A road, for instance, is a paradigmatic "public use." But then, what about an irrigation ditch that waters adjoining farmlands? It benefits discrete private individuals, rather than every member of the public, but it doesn't seem mad to say that it sounds pretty much like a road. Often government will provide funding and lease land to a quasi-private entity that runs a museum, under the condition that it be open to the public; does that cease to be a public use because the museum isn't directly run by the government? Is land seizure for a railroad under similar common-carrier regulations a "public use" only if government directly runs the railroad? If not, then what about the seizure of land for the purpose of ameliorating urban blight? The land may be handed over to private developers, but there are other apparent public uses that seem consistent with private ownership. And perhaps the buildings the new private owners erect aren't "open to the public" in the way museums or trains are, but mightn't even more members of the public benefit from the elimination of crime-breeding slums than from another Mondrian exhibit?
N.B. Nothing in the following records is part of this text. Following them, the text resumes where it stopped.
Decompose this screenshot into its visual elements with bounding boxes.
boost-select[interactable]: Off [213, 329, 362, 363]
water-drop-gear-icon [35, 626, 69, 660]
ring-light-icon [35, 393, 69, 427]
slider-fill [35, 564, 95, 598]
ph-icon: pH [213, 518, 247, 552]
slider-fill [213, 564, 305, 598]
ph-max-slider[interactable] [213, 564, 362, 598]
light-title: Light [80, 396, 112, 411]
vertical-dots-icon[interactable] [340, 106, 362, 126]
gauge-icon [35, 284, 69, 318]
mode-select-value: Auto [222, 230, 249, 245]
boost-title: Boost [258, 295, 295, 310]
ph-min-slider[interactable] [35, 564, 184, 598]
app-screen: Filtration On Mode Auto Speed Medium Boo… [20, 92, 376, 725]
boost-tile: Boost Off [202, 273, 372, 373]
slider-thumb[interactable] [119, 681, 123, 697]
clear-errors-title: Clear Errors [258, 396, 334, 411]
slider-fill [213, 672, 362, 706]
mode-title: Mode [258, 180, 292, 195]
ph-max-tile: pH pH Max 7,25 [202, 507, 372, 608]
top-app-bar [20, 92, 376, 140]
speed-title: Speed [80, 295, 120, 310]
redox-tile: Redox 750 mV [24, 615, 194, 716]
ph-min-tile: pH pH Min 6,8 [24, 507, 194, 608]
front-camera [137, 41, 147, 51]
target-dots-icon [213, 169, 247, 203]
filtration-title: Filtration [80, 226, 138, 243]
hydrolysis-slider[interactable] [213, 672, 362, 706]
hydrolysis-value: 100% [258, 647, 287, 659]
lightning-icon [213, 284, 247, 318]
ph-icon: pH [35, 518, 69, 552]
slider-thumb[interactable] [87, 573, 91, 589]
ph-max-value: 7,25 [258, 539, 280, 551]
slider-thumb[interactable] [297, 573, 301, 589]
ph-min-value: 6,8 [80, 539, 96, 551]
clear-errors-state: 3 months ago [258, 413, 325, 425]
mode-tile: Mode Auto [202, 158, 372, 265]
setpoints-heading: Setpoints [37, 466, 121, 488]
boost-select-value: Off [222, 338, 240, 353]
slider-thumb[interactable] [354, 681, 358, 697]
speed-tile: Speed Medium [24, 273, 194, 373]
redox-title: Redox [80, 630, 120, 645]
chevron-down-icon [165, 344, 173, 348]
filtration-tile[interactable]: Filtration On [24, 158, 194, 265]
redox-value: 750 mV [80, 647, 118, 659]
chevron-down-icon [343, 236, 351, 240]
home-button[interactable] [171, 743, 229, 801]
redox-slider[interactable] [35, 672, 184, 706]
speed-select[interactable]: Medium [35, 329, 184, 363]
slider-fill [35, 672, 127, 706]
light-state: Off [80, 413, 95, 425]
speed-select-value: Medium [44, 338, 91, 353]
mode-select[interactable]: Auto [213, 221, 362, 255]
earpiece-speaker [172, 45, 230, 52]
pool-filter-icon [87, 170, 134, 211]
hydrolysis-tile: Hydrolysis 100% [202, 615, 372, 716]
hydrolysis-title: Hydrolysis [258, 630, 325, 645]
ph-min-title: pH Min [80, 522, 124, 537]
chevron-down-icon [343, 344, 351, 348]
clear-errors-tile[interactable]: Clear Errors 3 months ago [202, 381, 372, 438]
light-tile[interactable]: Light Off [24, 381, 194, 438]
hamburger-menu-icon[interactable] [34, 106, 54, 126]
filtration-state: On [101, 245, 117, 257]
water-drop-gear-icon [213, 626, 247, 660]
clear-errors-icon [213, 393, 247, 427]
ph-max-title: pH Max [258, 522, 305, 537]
Once you've gone that far, however, turning over homes for an office building to "create jobs," the plan at issue in Kelo, doesn't seem such a stretch.

The core of the argument in the dissent, on the other hand, looked quite different, going directly to the Fifth Amendment's stipulation that property be seized only for "public use":

[If] predicted (or even guaranteed) positive side-effects are enough to render transfer from one private party to another constitutional, then the words "for public use" do not realistically exclude any takings, and thus do not exert any constraint on the eminent domain power.

The dissent in Raich was heavier on citation, but at its core seemed similarly motivated by a big-picture concern that the ruling "threatens to sweep all of productive human activity into federal regulatory reach." Both dissents, in other words, step back from the meticulous addition of granules to exclaim: "But it has to be a heap now."

These two decisions prompted outrage not because either was a radical departure from precedent —neither was—but because they called attention to just how many grains of precedent had been piled atop the terms "public use" and "interstate commerce," reaching so far from the common-sense meanings of those terms as to seem preposterous if one is only eyeballing the heap, rather than attending to the process.

Stare decisis is an important guarantor of stability in legal rules: By insisting on like treatment of like cases, it provides people with a more detailed sense of when they're engaged in constitutionally protected conduct than the stripped-down language of the Constitution alone ever could. But legal rules, to be legitimate, should also reflect a shared public understanding. That's not to say the polls must vindicate each particular court ruling. But when stability begins to undermine the public's sense that they understand the most fundamental rules by which they're governed, it's a sign that jurists need to be willing to step back and see the heap.